In this release, we have extended existing feature edge handling, reported previously and have also implemented a new method for handling feature edges.
In the existing method, the user typically extracts feature edges from the geometry surface using the surfaceFeatureExtract utility and then explicitly specifies the features through the features entry in the snappyHexMeshDict file. The method attracts points on the mesh boundary onto nearest points of the supplied feature edge.
The new implicit method does not require the user to extract features. Instead, it uses the resolveFeatureAngle keyword entry to identify surface geometric features, e.g. creases in the geometry. Rather than snapping directly to an edge geometry, as supplied explicitly in the previous method, the implicit method snaps to a representation of the feature, calculated from local surface topology.
The existing explicit method has been extended to handle snapping features that represent the intersection between boundary patches, even if the patches are in the same plane, i.e. along a flat surface. This is illustrated below where the right image is of a mesh generated with the latest version of snappyHexMesh, compared to the previous version in the left image.
The additional settings in the snappyHexMeshDict file that relate to the new functionality can be found in examples in the tutorials, and are:
// Detects (geometric only) features by sampling the surface (default=false).
// Use features in castellatedMeshControls (default = true).
// For explicitFeatureSnap, detect features between multiple surfaces (default = false)

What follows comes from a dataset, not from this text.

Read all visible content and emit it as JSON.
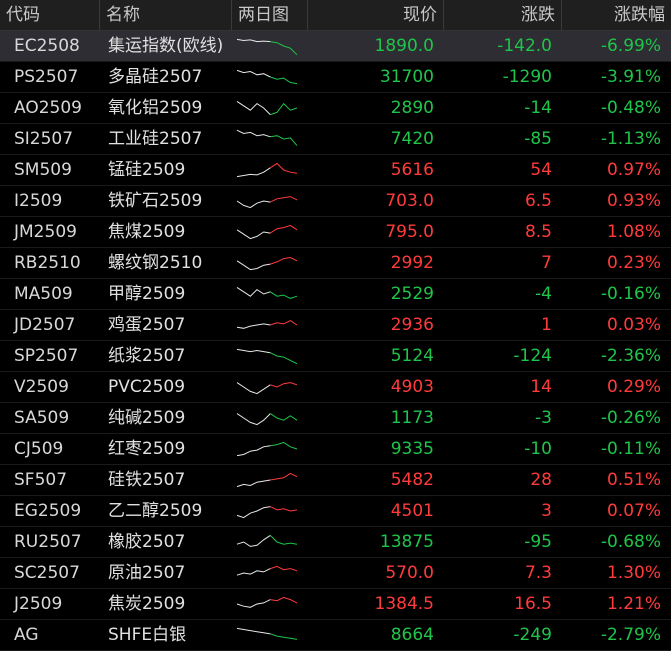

The explicit method offers greater control and, from our experience, provides slightly better feature conformation. The implicit method has the advantage of being fully automated.
During the layer addition process in previous versions of OpenFOAM, vertices on boundaries were fixed. If a user chose to add layers of cells to a given patch, the layers would pinch at the outer edge of the patch. In the latest version, vertices can slide along a boundary, allowing the layers to be created without pinching.
Sliding will occur when the angle between the patch on which layers are added and its neighbouring patch is larger than that specified by the slipFeatureAngle entry in the addLayersControls sub-dictionary of snappyHexMeshDict. The user can deactivate sliding along a particular patch by including that patch in the layers sub-dictionary with nSurfaceLayers 0;
Improvements have been made to the detection of medial surfaces that are used for mesh shrinking during the layer addition process. This results in better layer addition, in particular in narrow regions of a domain, as shown in the figures below. The top image shows layers from a mesh generated with version 2.1.0, the bottom image is the new improved mesh using version 2.2.0.
New controls have been added where the user can specify the thickness of the first layer and the entire layer region, using the keywords firstLayerThickness and thickness respectively.
Recent versions of snappyHexMesh can conform internal faces to an internal surface geometry, by specifying a faceZone in refinementSurfaces in the configuration of snappyHexMeshDict. The faces on the internal surface become a set of internal faces under the name of the specified faceZone.
While some simulations use a faceZone to define the intersection of two regions, e.g. fluid and solid regions in a conjugate heat transfer simulation, a faceZone can also be used to define a set of boundary faces. The latest version of snappyHexMesh can automatically process the faceZone according to the faceType keyword with the options:
- internal — keeps the faceZone as internal faces;
- baffle — creates co-located pairs of faces from the faceZone, to represent a zero-thickness boundary, i.e. a baffle;
- boundary — similar to baffle but creates non-co-located pairs of faces from the faceZone, representing a boundary with non-matching faces;
Creating baffles directly within snappyHexMesh is better than creating an internal faceZone and running createBaffles afterwards because the mesh quality controls at baffle faces are more relaxed than at internal faces, making snapping more reliable. It is particularly useful for rotating geometries where it is best to have faces perpendicular to the rotational direction. An example set of entries in the snappyHexMeshDict file is as follows:
level (0 0);
// Create baffles for all faces on the surface
In the previous version, refinement at features was limited to a single refinement level attributed to cells intersected by the feature. In the latest version, users can specify levels of refinement based on distance to a feature. The following example shows how level 2 refinement can be specified at the feature edges, with level 1 refinement at a distance within 0.33 m from the feature edge.
levels ((0.0 2)(0.33 1));
snappyHexMesh includes the following improvements:
- a decomposeParDict file is now only required when running in parallel;
- better mesh smoothing with edge-weighted interpolation for snapping and layer addition;
- use of parallelised point normal calculation throughout the meshing process;
- users can now specify surface names for region refinement using wildcards;
- snappyHexMesh can be run using a -checkGeometry option, which will check all defined geometry for overlaps and intersections. Intersection lines are output as .vtk files.